I have a very large pyspark dataframe and I took a sample and convert it into pandas dataframe
sample = heavy_pivot.sample(False, fraction = 0.2, seed = None)
sample_pd = sample.toPandas()
The dataframe looks like this:
sample_pd[['client_id', 'beer_freq']].head(10)
client_id beer_freq
0 1000839 0.000000
1 1002185 0.000000
2 1003366 1.000000
3 1005218 1.000000
4 1005483 1.000000
5 100964 0.434783
6 101272 0.166667
7 1017462 0.000000
8 1020561 0.000000
9 1023646 0.000000
I want to plot a histogram of column "beer_freq"
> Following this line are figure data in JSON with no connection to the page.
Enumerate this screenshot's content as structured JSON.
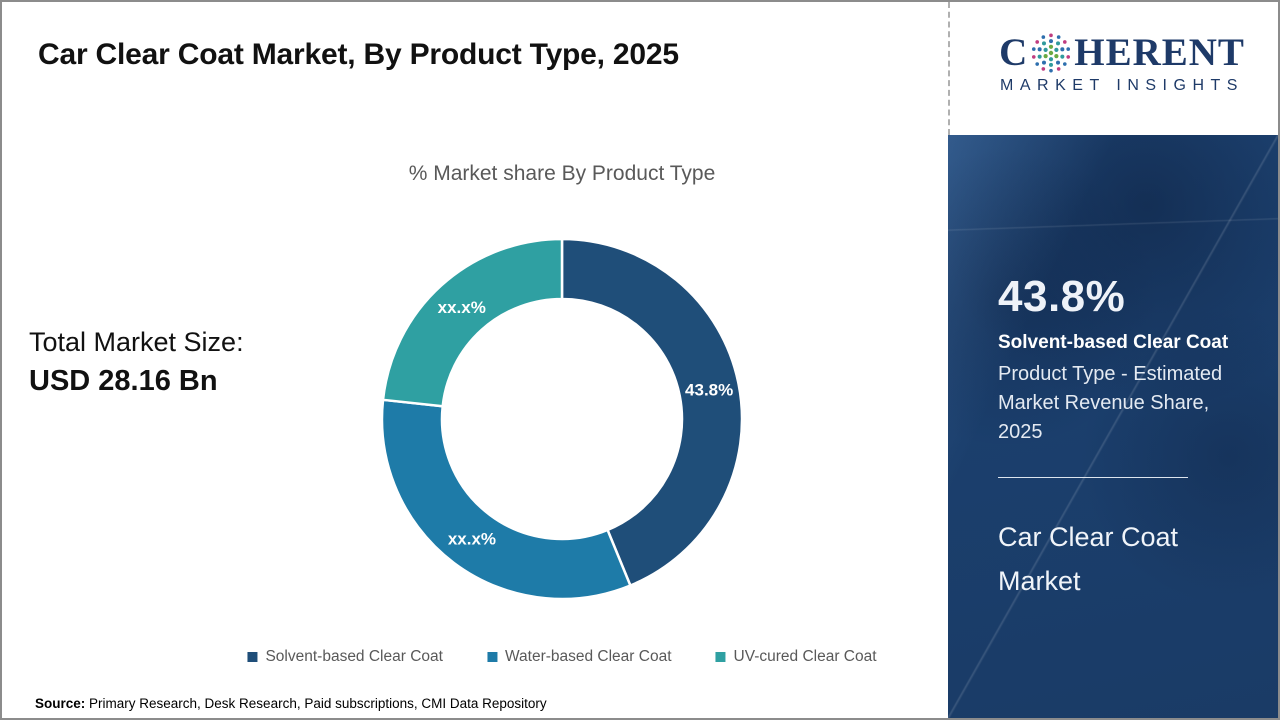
{
  "header": {
    "title": "Car Clear Coat Market, By Product Type, 2025",
    "logo": {
      "word_start": "C",
      "word_end": "HERENT",
      "tagline": "MARKET INSIGHTS",
      "color": "#1e3a68"
    }
  },
  "main": {
    "total_label": "Total Market Size:",
    "total_value": "USD 28.16 Bn",
    "source_label": "Source:",
    "source_text": " Primary Research, Desk Research, Paid subscriptions, CMI Data Repository"
  },
  "chart_data": {
    "type": "pie",
    "subtype": "donut",
    "title": "% Market share By Product Type",
    "start_angle_deg": 0,
    "direction": "clockwise",
    "hole_ratio": 0.667,
    "legend_position": "bottom",
    "segments": [
      {
        "label": "Solvent-based Clear Coat",
        "value": 43.8,
        "display": "43.8%",
        "color": "#1F4E79"
      },
      {
        "label": "Water-based Clear Coat",
        "value": 32.9,
        "display": "xx.x%",
        "color": "#1E7BA8"
      },
      {
        "label": "UV-cured Clear Coat",
        "value": 23.3,
        "display": "xx.x%",
        "color": "#2FA0A2"
      }
    ]
  },
  "sidebar": {
    "stat_value": "43.8%",
    "stat_bold": "Solvent-based Clear Coat",
    "stat_desc": "Product Type - Estimated Market Revenue Share, 2025",
    "market_title": "Car Clear Coat Market",
    "background_color": "#1b3f6d"
  }
}
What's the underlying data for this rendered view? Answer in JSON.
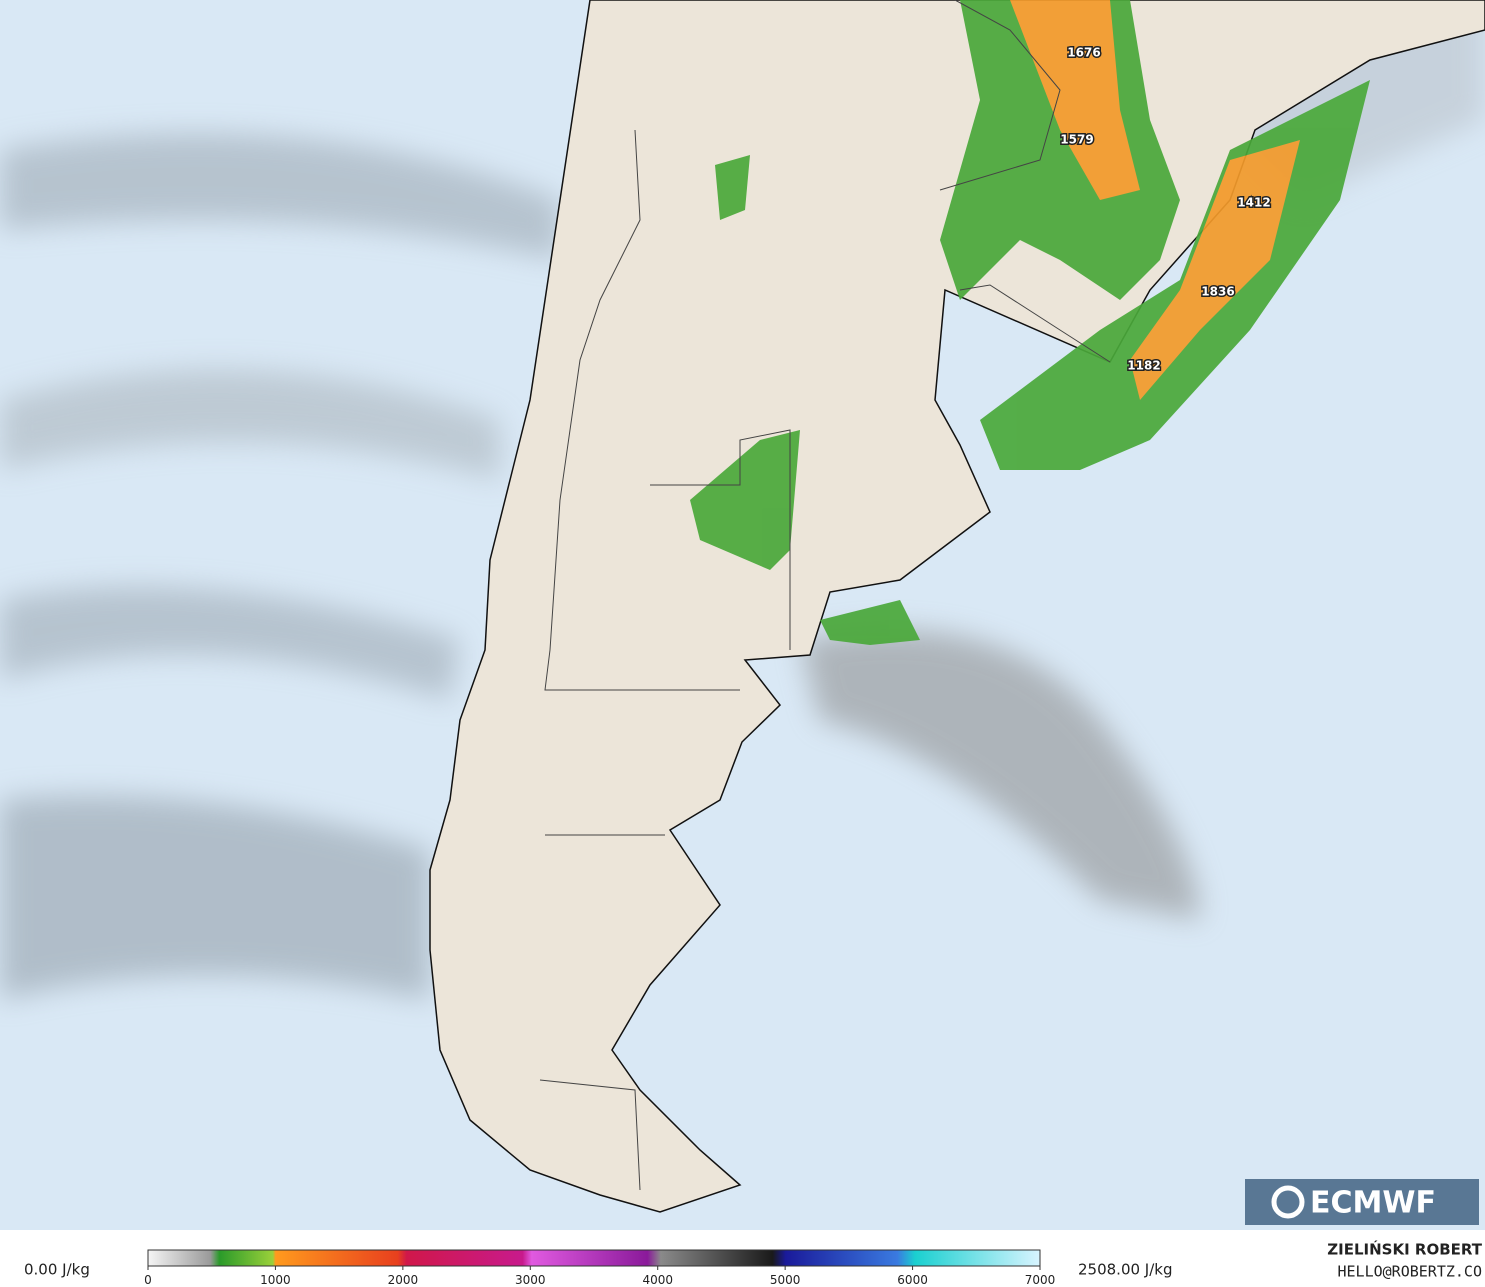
{
  "map": {
    "point_labels": [
      1676,
      1579,
      1412,
      1836,
      1182
    ],
    "logo": "ECMWF",
    "colorbar": {
      "range": [
        0,
        7000
      ],
      "ticks": [
        0,
        1000,
        2000,
        3000,
        4000,
        5000,
        6000,
        7000
      ],
      "min_label": "0.00 J/kg",
      "max_label": "2508.00 J/kg"
    },
    "credit": {
      "name": "ZIELIŃSKI ROBERT",
      "contact": "HELLO@ROBERTZ.CO"
    }
  }
}
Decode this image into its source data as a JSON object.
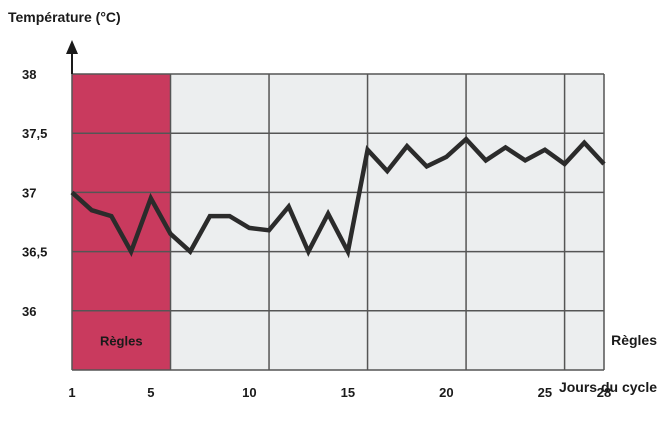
{
  "chart_data": {
    "type": "line",
    "title": "",
    "ylabel": "Température (°C)",
    "xlabel": "Jours du cycle",
    "ylim": [
      35.5,
      38
    ],
    "xlim": [
      1,
      28
    ],
    "y_ticks": [
      {
        "value": 38,
        "label": "38"
      },
      {
        "value": 37.5,
        "label": "37,5"
      },
      {
        "value": 37,
        "label": "37"
      },
      {
        "value": 36.5,
        "label": "36,5"
      },
      {
        "value": 36,
        "label": "36"
      }
    ],
    "x_ticks": [
      {
        "value": 1,
        "label": "1"
      },
      {
        "value": 5,
        "label": "5"
      },
      {
        "value": 10,
        "label": "10"
      },
      {
        "value": 15,
        "label": "15"
      },
      {
        "value": 20,
        "label": "20"
      },
      {
        "value": 25,
        "label": "25"
      },
      {
        "value": 28,
        "label": "28"
      }
    ],
    "grid_x": [
      1,
      6,
      11,
      16,
      21,
      26,
      28
    ],
    "grid_y": [
      35.5,
      36,
      36.5,
      37,
      37.5,
      38
    ],
    "grid": true,
    "series": [
      {
        "x": [
          1,
          2,
          3,
          4,
          5,
          6,
          7,
          8,
          9,
          10,
          11,
          12,
          13,
          14,
          15,
          16,
          17,
          18,
          19,
          20,
          21,
          22,
          23,
          24,
          25,
          26,
          27,
          28
        ],
        "values": [
          37.0,
          36.85,
          36.8,
          36.5,
          36.95,
          36.65,
          36.5,
          36.8,
          36.8,
          36.7,
          36.68,
          36.88,
          36.5,
          36.82,
          36.5,
          37.36,
          37.18,
          37.39,
          37.22,
          37.3,
          37.45,
          37.27,
          37.38,
          37.27,
          37.36,
          37.24,
          37.42,
          37.24
        ]
      }
    ],
    "menses_band": {
      "from": 1,
      "to": 5,
      "label": "Règles"
    },
    "right_label": "Règles",
    "colors": {
      "line": "#2b2b2b",
      "menses": "#c93a5e",
      "grid": "#555555",
      "plot_bg": "#eceeef"
    }
  }
}
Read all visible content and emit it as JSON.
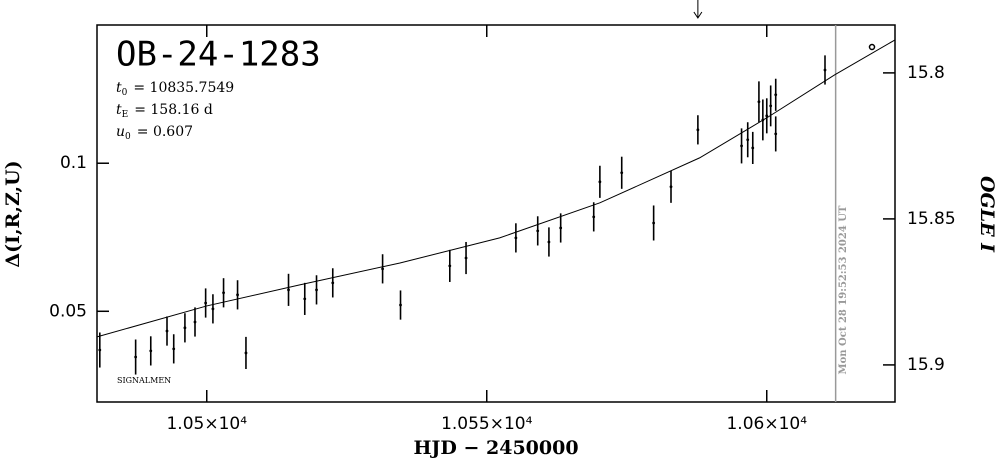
{
  "chart_data": {
    "type": "scatter",
    "title": "OB-24-1283",
    "params": [
      {
        "symbol": "t",
        "sub": "0",
        "text": "= 10835.7549"
      },
      {
        "symbol": "t",
        "sub": "E",
        "text": "= 158.16 d"
      },
      {
        "symbol": "u",
        "sub": "0",
        "text": "= 0.607"
      }
    ],
    "credit": "SIGNALMEN",
    "xlabel": "HJD − 2450000",
    "ylabel": "Δ(I,R,Z,U)",
    "y2label": "OGLE I",
    "xlim": [
      10480.4,
      10622.9
    ],
    "xticks": [
      {
        "value": 10500,
        "label": "1.05×10⁴"
      },
      {
        "value": 10550,
        "label": "1.055×10⁴"
      },
      {
        "value": 10600,
        "label": "1.06×10⁴"
      }
    ],
    "ylim": [
      0.0327,
      0.191
    ],
    "yticks": [
      0.05,
      0.1
    ],
    "ylog": true,
    "y2lim": [
      15.9127,
      15.7836
    ],
    "y2ticks": [
      15.8,
      15.85,
      15.9
    ],
    "now_line": {
      "x": 10612.3,
      "label": "Mon Oct 28 19:52:53 2024 UT",
      "color": "#999999"
    },
    "arrow_x": 10587.7,
    "series": [
      {
        "name": "OGLE",
        "axis": "y2",
        "color": "#000000",
        "x": [
          10480.9,
          10487.3,
          10490.0,
          10492.9,
          10494.1,
          10496.1,
          10497.9,
          10499.8,
          10501.1,
          10503.0,
          10505.5,
          10507.0,
          10514.6,
          10517.5,
          10519.6,
          10522.5,
          10531.4,
          10534.6,
          10543.4,
          10546.3,
          10555.2,
          10559.1,
          10561.1,
          10563.2,
          10569.1,
          10570.2,
          10574.1,
          10579.8,
          10582.9,
          10587.7,
          10595.5,
          10596.6,
          10597.5,
          10598.6,
          10599.3,
          10600.0,
          10600.7,
          10601.6,
          10601.6,
          10610.4
        ],
        "values": [
          15.8949,
          15.8973,
          15.8952,
          15.8884,
          15.8945,
          15.8873,
          15.8853,
          15.8788,
          15.8808,
          15.8753,
          15.876,
          15.8959,
          15.8743,
          15.8774,
          15.8743,
          15.8719,
          15.8671,
          15.8795,
          15.8661,
          15.8634,
          15.8565,
          15.8541,
          15.8579,
          15.8531,
          15.8493,
          15.8373,
          15.8342,
          15.8514,
          15.839,
          15.8195,
          15.825,
          15.8229,
          15.8257,
          15.8099,
          15.8161,
          15.8147,
          15.8113,
          15.8209,
          15.8075,
          15.799
        ],
        "errors": [
          0.006,
          0.006,
          0.005,
          0.005,
          0.005,
          0.005,
          0.005,
          0.005,
          0.005,
          0.005,
          0.005,
          0.0055,
          0.0055,
          0.0055,
          0.005,
          0.005,
          0.005,
          0.005,
          0.0055,
          0.0055,
          0.005,
          0.005,
          0.005,
          0.005,
          0.005,
          0.0055,
          0.0055,
          0.006,
          0.0055,
          0.005,
          0.006,
          0.006,
          0.0055,
          0.007,
          0.007,
          0.006,
          0.007,
          0.006,
          0.0055,
          0.005
        ]
      },
      {
        "name": "model",
        "axis": "y2",
        "color": "#000000",
        "x": [
          10480.4,
          10500,
          10516.6,
          10534.5,
          10552.3,
          10570.2,
          10588.0,
          10600,
          10612.1,
          10622.9
        ],
        "values": [
          15.8904,
          15.8798,
          15.8726,
          15.8651,
          15.8565,
          15.8445,
          15.8291,
          15.8154,
          15.8007,
          15.7887
        ]
      }
    ]
  }
}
import matplotlib.pyplot as plt
matplotlib.pyplot.switch_backend('agg')
sample_pd.hist('beer_freq', bins = 100)
The plot did not show up... It gives results like this:
>>>array([[<matplotlib.axes._subplots.AxesSubplot object at 0x7f60f6fd0750>]], dtype=object)
It seems like that I cannot write general python code using matplotlib and pandas dataframe to plot figures in pyspark environment.
If I call plt.show() Nothing happens...

plt.show()?plt.show()Nothing happens. It is so weird.